Because social media is such a key and integral part, the main thing we are focused on right now is getting back to authenticity. We are using social media to have a real connection and conversation with our readers and fellow sports lovers. We don’t want social media to be in that one-way, shouting out our content. We want to have conversations, moderate discussions, find and respond to comments on the stories, and build community.

Your website hasn’t officially launched, is that correct? When will it be launching?

The website is live now, but beginning the first week of April, when the baseball season starts, the website will have original, featured content daily.

Every day, there will be a new story front and center on the home page, from ChicagoSide. Up until then, we’re doing one to three stories a week. The first week of April, we are going daily. And we are celebrating that event at the launch party on April 9.

Eventually, in that first week of April, we will have a score ticker.

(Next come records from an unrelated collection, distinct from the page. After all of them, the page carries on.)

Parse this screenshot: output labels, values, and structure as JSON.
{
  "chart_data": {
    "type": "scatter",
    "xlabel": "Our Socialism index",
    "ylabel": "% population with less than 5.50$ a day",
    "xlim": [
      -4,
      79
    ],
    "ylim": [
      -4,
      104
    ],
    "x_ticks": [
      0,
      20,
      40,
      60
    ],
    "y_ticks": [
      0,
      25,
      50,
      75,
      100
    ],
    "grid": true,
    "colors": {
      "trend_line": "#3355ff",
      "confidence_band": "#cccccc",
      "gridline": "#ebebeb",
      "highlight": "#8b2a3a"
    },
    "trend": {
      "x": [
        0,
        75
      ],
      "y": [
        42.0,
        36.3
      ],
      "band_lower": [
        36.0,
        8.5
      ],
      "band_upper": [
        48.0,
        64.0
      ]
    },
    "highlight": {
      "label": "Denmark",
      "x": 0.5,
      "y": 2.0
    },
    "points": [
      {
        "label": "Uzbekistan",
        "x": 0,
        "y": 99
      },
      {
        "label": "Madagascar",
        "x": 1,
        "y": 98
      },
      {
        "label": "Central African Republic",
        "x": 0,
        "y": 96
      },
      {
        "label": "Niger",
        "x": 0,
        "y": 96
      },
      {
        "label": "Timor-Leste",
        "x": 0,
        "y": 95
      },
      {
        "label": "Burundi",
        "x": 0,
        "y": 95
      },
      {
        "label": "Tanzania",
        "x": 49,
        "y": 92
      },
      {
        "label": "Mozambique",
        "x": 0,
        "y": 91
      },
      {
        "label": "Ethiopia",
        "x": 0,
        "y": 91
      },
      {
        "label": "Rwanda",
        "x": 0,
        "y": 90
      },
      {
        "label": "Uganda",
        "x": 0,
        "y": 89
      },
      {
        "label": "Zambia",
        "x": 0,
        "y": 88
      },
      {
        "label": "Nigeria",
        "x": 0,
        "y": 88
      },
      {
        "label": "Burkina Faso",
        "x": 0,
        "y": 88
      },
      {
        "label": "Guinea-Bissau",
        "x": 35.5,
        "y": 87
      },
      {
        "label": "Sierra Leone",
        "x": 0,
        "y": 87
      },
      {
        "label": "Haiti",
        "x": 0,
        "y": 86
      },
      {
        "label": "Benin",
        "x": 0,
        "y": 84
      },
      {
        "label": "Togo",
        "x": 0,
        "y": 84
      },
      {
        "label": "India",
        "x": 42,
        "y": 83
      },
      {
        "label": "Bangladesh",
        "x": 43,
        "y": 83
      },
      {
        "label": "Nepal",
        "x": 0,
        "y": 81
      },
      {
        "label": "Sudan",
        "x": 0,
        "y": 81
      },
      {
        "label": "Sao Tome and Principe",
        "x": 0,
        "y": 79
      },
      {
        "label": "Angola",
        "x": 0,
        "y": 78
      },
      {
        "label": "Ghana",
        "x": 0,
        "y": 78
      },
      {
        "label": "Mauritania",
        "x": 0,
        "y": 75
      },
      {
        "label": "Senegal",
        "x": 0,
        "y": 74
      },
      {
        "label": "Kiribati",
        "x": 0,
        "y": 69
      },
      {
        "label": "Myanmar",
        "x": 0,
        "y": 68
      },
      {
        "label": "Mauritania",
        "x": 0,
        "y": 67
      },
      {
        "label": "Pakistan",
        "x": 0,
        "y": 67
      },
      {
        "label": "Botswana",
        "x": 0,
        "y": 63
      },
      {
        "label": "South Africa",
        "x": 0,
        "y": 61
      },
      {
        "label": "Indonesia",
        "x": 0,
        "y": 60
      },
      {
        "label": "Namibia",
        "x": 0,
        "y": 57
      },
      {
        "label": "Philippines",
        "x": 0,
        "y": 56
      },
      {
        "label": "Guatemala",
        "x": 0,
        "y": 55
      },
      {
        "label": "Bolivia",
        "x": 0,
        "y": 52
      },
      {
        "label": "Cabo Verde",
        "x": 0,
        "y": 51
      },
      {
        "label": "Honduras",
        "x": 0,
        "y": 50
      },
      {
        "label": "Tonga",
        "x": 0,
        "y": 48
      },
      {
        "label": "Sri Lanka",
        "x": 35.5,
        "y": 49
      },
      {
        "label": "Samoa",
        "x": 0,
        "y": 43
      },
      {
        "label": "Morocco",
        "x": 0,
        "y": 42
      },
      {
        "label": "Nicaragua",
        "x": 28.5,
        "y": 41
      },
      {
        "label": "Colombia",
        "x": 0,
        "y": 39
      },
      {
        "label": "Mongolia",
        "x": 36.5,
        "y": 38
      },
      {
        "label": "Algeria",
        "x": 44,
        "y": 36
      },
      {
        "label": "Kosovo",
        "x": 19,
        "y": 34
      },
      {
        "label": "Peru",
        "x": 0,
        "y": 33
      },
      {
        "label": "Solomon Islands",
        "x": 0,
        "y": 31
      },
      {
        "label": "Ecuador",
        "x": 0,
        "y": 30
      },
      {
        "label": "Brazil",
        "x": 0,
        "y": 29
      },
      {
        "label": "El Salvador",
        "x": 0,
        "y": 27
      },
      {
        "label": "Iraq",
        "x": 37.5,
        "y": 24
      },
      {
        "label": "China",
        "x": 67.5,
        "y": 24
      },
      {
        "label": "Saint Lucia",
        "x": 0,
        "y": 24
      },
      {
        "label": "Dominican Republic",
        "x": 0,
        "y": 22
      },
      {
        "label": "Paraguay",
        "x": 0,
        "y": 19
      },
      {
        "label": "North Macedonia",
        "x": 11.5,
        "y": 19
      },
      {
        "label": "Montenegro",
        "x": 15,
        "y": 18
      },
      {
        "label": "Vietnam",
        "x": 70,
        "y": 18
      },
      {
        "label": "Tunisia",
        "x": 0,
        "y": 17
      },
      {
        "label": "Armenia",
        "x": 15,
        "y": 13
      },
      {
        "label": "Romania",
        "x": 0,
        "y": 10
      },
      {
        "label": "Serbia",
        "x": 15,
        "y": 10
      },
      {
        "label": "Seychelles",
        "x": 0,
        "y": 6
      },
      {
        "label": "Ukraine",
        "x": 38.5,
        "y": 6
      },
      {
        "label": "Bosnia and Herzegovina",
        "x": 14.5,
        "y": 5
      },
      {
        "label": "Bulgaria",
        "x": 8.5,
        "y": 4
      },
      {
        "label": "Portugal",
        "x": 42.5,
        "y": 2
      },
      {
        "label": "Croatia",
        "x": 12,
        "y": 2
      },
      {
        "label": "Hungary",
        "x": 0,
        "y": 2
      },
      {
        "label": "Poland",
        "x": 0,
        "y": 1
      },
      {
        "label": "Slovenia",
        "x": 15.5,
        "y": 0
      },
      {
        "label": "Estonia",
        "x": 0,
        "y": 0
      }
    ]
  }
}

We want ChicagoSide to be a one-stop shop, where you can see scores from the day before, and get fresh, new, original ChicagoSide Sports stories. We want users to go online at 8:30 am because they know this is where they want to go first.

How many writers are involved with the content? How did you go about finding them?

It’s a really interesting model. We are calling it a co-op. We have a pool of very seasoned journalists and people who are new on the scene: great and up and coming writers. They will write stories. Eig works closely with the co-op and the writers to put together the pieces. It’s through sharing in the profit of ChicagoSide how everyone is involved. There’s such an interest of writers who want to be a part of this, and involved in the caliber of writing and journalism that we are bringing to ChicagoSide. People are raising their hands and saying, ‘I want to write for you.’ Through the co-op model, which is new, we can engage and give our readers a piece of ChicagoSide as we build the name and the brand.

Writers receive a nominal payment for content, but what we’re building is through profit sharing at the end of the year. We are working on getting the word out and supporting each other, so there’s more in the pool at the end of the year.

I heard that you have some famous Chicagoans who will be writing for you. Can you discuss any of them?

I can’t! We have former players, really well-known journalists, up and coming amazing writers that we really want to give a voice to in a really, organized way. Sorry I can’t be more specific.

Is there an iPad/Android app? Will the website be available to mobile users?

Eventually. When we get the site up and running, we want people to be mobile and reading it with ease. That’s step two, it’s in the works.

Is there anything else you would like to add?

One last point I want to make is when we look around at what’s out there in Chicago and sports journalism, the reason ChicagoSide is out there, and Jon and Sol wanted to put something in place, is because really no one is doing what ChicagoSide does: taking sports from a hyper local perspective and going deep; putting really excellent, high-level, interesting, interactive journalism out on the web.

We are trying to do something that doesn’t exist and nobody else is doing. We are so pleased and amazed with the response, and the support that we’re getting.